A widespread marriage practice is the regulation of whether a partner comes from outside or inside one’s own kin group or community. The rule of exogamy requires that the marriage partner come from outside one’s own kin group or community. Exogamy can take many forms. It may mean marrying outside a particular group of kin or outside a particular village or group of villages. Often, then, spouses come from a distance. For example, in Rani Khera, a village in India, 266 married women originally came from some 200 different villages that were, on average, between 12 and 24 miles away. Meanwhile, 220 local women had gone to 200 other villages to marry. As a result of these exogamous marriages, Rani Khera, a village of 150 households, was linked to 400 other nearby villages.75 When there are rules of exogamy, violations are often believed to cause harm.

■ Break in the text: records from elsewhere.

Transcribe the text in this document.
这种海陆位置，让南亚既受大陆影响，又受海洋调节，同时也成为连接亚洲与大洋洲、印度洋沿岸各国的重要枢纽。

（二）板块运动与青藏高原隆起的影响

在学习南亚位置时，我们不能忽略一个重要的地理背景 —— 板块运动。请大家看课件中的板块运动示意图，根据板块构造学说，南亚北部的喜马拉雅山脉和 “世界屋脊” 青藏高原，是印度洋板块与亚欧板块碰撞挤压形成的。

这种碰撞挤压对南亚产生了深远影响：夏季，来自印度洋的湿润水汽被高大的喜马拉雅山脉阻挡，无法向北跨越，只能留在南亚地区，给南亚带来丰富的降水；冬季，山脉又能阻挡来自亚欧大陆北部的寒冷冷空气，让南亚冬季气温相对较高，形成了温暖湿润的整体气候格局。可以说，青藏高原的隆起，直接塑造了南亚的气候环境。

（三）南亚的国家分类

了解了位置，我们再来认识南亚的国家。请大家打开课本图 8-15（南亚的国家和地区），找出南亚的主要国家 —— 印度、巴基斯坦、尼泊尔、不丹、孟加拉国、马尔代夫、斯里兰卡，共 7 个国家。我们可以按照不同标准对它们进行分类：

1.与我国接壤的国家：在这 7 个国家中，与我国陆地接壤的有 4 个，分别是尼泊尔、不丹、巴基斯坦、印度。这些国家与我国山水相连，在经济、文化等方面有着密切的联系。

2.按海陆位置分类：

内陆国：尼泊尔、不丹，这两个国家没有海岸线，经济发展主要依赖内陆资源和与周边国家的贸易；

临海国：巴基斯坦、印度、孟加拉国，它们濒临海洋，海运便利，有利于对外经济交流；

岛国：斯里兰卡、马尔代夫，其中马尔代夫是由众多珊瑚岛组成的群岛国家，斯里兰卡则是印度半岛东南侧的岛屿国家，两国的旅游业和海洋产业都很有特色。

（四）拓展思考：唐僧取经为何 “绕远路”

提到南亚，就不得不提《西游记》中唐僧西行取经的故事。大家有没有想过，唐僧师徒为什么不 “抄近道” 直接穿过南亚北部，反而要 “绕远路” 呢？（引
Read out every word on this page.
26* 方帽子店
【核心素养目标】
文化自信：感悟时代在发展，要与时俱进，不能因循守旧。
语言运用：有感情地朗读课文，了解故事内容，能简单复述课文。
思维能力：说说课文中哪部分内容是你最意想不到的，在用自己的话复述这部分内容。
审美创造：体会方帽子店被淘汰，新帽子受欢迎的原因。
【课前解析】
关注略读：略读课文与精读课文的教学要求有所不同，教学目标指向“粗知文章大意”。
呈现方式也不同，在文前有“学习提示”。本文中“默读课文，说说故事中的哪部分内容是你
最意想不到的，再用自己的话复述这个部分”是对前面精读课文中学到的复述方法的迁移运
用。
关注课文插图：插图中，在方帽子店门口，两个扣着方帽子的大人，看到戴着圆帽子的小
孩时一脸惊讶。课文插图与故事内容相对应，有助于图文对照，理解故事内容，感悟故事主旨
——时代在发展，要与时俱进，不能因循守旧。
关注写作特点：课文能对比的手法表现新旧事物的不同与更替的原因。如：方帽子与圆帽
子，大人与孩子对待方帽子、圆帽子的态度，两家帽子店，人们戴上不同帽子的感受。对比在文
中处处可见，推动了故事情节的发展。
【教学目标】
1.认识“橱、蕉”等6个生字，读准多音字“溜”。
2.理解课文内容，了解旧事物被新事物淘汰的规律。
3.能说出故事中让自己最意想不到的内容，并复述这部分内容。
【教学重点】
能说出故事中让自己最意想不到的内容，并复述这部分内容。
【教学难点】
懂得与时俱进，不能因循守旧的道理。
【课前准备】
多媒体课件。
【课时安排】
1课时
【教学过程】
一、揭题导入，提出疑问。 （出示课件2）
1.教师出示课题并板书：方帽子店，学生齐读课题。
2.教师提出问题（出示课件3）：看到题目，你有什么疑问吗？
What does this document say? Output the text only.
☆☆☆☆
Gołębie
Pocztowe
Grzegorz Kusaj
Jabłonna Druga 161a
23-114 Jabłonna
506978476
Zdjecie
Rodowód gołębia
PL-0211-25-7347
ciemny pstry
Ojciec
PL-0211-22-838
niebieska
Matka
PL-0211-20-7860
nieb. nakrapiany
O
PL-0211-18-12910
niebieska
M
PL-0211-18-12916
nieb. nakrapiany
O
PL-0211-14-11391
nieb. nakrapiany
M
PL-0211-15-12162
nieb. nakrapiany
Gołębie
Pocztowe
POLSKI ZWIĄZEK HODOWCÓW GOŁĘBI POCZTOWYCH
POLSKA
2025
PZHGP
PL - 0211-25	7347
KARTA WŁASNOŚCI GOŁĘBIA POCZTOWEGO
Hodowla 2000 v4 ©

On the islands of Yap in Micronesia, people who are related through women are referred to as “people of one belly.” The elders say that if two people from the same kinship group married, they would not have any female children and the group would die out.76
People in exogamous societies with very low population densities often have to travel considerable distances to meet mates. A study of foragers and horticulturalists found a clear relationship between population density and the distance between the communities of the husband and wife—the lower the density, the greater the marriage distance. Because forager societies generally have lower population densities than horticulturalists, they generally have further to go to find mates. Among the !Kung, for instance, the average husband and wife had lived 40 miles (65 kilometers) from each other before they were married.77
The opposite rule, endogamy, obliges a person to marry within a particular group. The caste groups of India traditionally have been endogamous. The higher castes believed that marriage with lower castes would “pollute” them, and such unions were forbidden. Caste endogamy is also found in some parts of Africa. In East Africa, a Masai warrior would never stoop to marry the daughter of an ironworker, nor would a former ruling-caste Tutsi in Rwanda, in central Africa, think of marrying a person from the hunting caste Twa.